Ofício, Saberes e Práticas das Parteiras Tradicionais do Brasil: um patrimônio cultural vivo - Elysium Sociedade Cultural

No mês de maio, o Instituto do Patrimônio Histórico e Artístico Nacional (Iphan) reconheceu o “Ofício, Saberes e Práticas das Parteiras Tradicionais do Brasil” como Patrimônio Cultural do Brasil. Este reconhecimento, aprovado unanimemente durante a 104ª Reunião do Conselho Consultivo do Iphan, insere esse ofício no Livro de Registro dos Saberes, ao lado de outras tradições culturais imateriais brasileiras como o Ofício das Baianas de Acarajé e os Modos de Fazer o Queijo Minas Artesanal.

Os saberes e práticas das parteiras tradicionais não se limitam a uma região específica do país. São um patrimônio nacional, presente em diversas comunidades, sobretudo nas zonas rurais, urbanas periféricas, quilombolas e indígenas. Essas práticas são transmitidas de geração em geração, atualizando-se com o tempo e mesclando conhecimentos tradicionais, religiosos e biomédicos. As parteiras tradicionais desempenham um papel crucial na vida de muitas comunidades, oferecendo um cuidado contínuo e integral que abrange desde o pré-natal até o pós-parto, incluindo processos fitoterapêuticos, prescrições alimentares, mediação religiosa e regimes de conduta social.

O reconhecimento das parteiras tradicionais como patrimônio cultural imaterial destaca a importância dessas mulheres como mestras de um ofício ancestral que continua a ser vital para muitas populações historicamente desassistidas pelo Estado. O dossiê elaborado pelo Iphan e pela Universidade Federal de Pernambuco (UFPE) em 2021 enfatiza que as parteiras não são apenas assistentes de partos, mas provedoras de um cuidado holístico que beneficia toda a comunidade.
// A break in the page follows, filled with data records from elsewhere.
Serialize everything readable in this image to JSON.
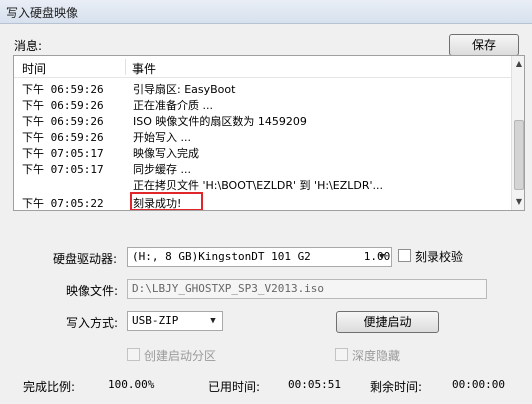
{
  "window": {
    "title": "写入硬盘映像"
  },
  "messages": {
    "label": "消息:",
    "save_label": "保存",
    "columns": {
      "time": "时间",
      "event": "事件"
    },
    "rows": [
      {
        "time": "下午 06:59:26",
        "event": "引导扇区: EasyBoot"
      },
      {
        "time": "下午 06:59:26",
        "event": "正在准备介质 ..."
      },
      {
        "time": "下午 06:59:26",
        "event": "ISO 映像文件的扇区数为 1459209"
      },
      {
        "time": "下午 06:59:26",
        "event": "开始写入 ..."
      },
      {
        "time": "下午 07:05:17",
        "event": "映像写入完成"
      },
      {
        "time": "下午 07:05:17",
        "event": "同步缓存 ..."
      },
      {
        "time": "",
        "event": "正在拷贝文件 'H:\\BOOT\\EZLDR' 到 'H:\\EZLDR'..."
      },
      {
        "time": "下午 07:05:22",
        "event": "刻录成功!"
      }
    ]
  },
  "drive": {
    "label": "硬盘驱动器:",
    "value": "(H:, 8 GB)KingstonDT 101 G2        1.00",
    "verify_label": "刻录校验"
  },
  "image_file": {
    "label": "映像文件:",
    "value": "D:\\LBJY_GHOSTXP_SP3_V2013.iso"
  },
  "write_mode": {
    "label": "写入方式:",
    "value": "USB-ZIP",
    "quick_boot_label": "便捷启动"
  },
  "options": {
    "boot_partition_label": "创建启动分区",
    "deep_hide_label": "深度隐藏"
  },
  "status": {
    "ratio_label": "完成比例:",
    "ratio_value": "100.00%",
    "elapsed_label": "已用时间:",
    "elapsed_value": "00:05:51",
    "remaining_label": "剩余时间:",
    "remaining_value": "00:00:00"
  }
}
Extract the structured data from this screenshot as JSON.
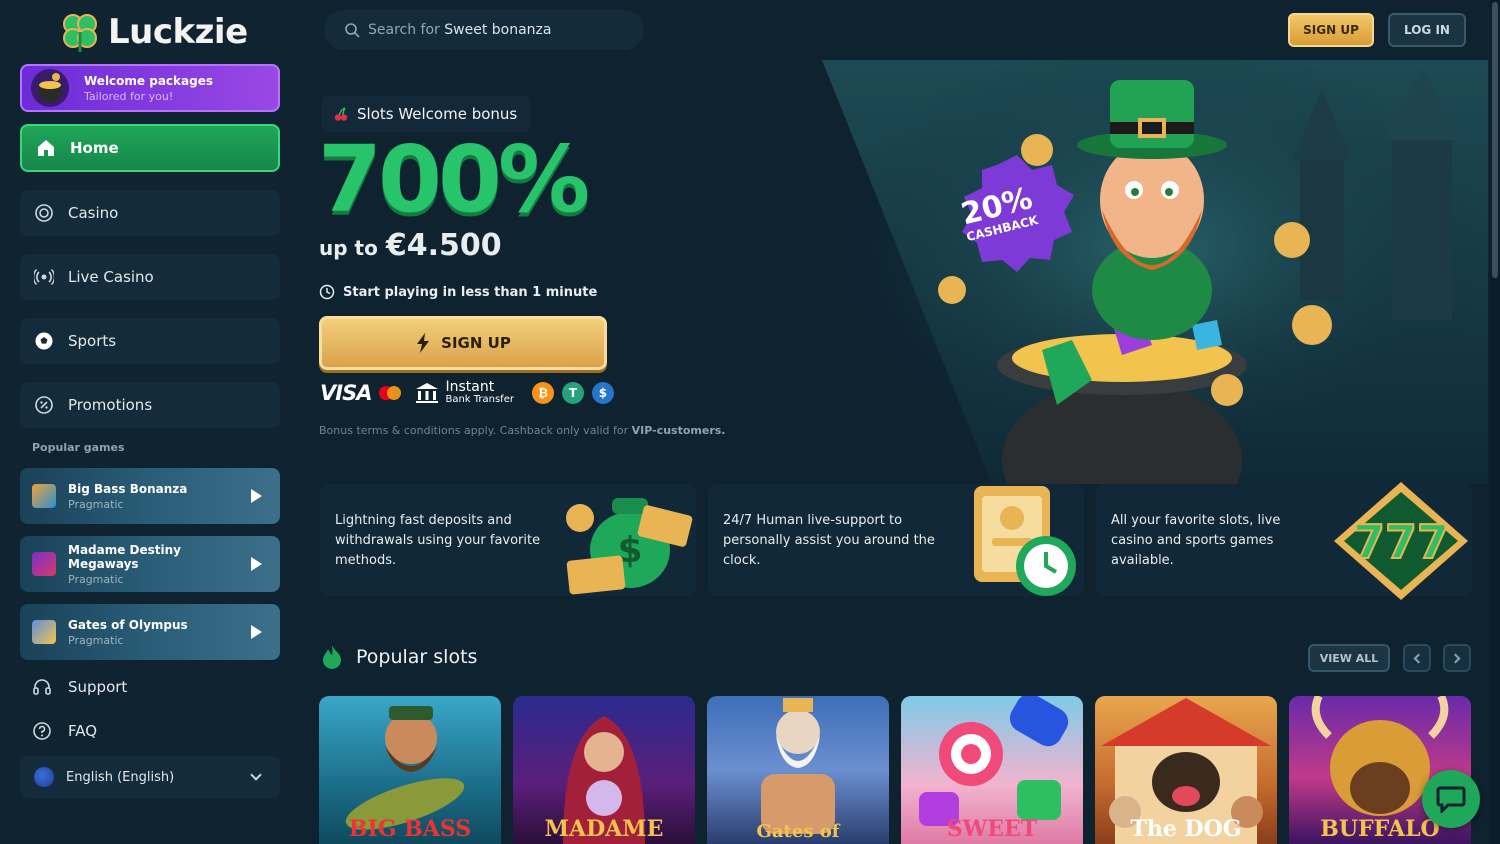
{
  "brand": {
    "name": "Luckzie"
  },
  "sidebar": {
    "welcome": {
      "title": "Welcome packages",
      "subtitle": "Tailored for you!"
    },
    "home": "Home",
    "nav": [
      {
        "label": "Casino",
        "icon": "casino-chip-icon"
      },
      {
        "label": "Live Casino",
        "icon": "live-broadcast-icon"
      },
      {
        "label": "Sports",
        "icon": "soccer-ball-icon"
      },
      {
        "label": "Promotions",
        "icon": "promo-badge-icon"
      }
    ],
    "popular_label": "Popular games",
    "popular_games": [
      {
        "name": "Big Bass Bonanza",
        "provider": "Pragmatic"
      },
      {
        "name": "Madame Destiny Megaways",
        "provider": "Pragmatic"
      },
      {
        "name": "Gates of Olympus",
        "provider": "Pragmatic"
      }
    ],
    "support": "Support",
    "faq": "FAQ",
    "language": "English (English)"
  },
  "header": {
    "search": {
      "prefix": "Search for",
      "term": "Sweet bonanza"
    },
    "signup": "SIGN UP",
    "login": "LOG IN"
  },
  "hero": {
    "tag": "Slots Welcome bonus",
    "percent": "700%",
    "upto_prefix": "up to",
    "amount": "€4.500",
    "fast_text": "Start playing in less than 1 minute",
    "cta": "SIGN UP",
    "payments": {
      "visa": "VISA",
      "instant": "Instant",
      "bank_transfer": "Bank Transfer"
    },
    "terms_prefix": "Bonus terms & conditions apply. Cashback only valid for",
    "terms_bold": "VIP-customers.",
    "cashback_pct": "20%",
    "cashback_label": "CASHBACK"
  },
  "features": [
    {
      "text": "Lightning fast deposits and withdrawals using your favorite methods."
    },
    {
      "text": "24/7 Human live-support to personally assist you around the clock."
    },
    {
      "text": "All your favorite slots, live casino and sports games available."
    }
  ],
  "popular_slots": {
    "title": "Popular slots",
    "view_all": "VIEW ALL",
    "slots": [
      {
        "title": "BIG BASS"
      },
      {
        "title": "MADAME"
      },
      {
        "title": "Gates of"
      },
      {
        "title": "SWEET"
      },
      {
        "title": "The DOG"
      },
      {
        "title": "BUFFALO"
      }
    ]
  },
  "colors": {
    "accent_green": "#27c46c",
    "gold": "#e8b454",
    "purple": "#8a3ee0",
    "bg": "#0e2230"
  }
}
Dona Flor: um ícone em Alto Paraíso de Goiás

Entre as muitas parteiras que se destacam por sua dedicação e habilidade, Florentina Pereira dos Santos, conhecida como Dona Flor, é um exemplo notável. Em Alto Paraíso de Goiás, Dona Flor não só ajudou a trazer ao mundo 310 crianças, como também criou 18 filhos biológicos e adotou outros 28. Sua atuação transcendeu a de uma parteira tradicional: ela foi raizeira, mestra quilombola, ex-garimpeira, tropeira, quitandeira, tecelã e agente de saúde. Mesmo após sua morte, em agosto de 2023, seu legado permanece.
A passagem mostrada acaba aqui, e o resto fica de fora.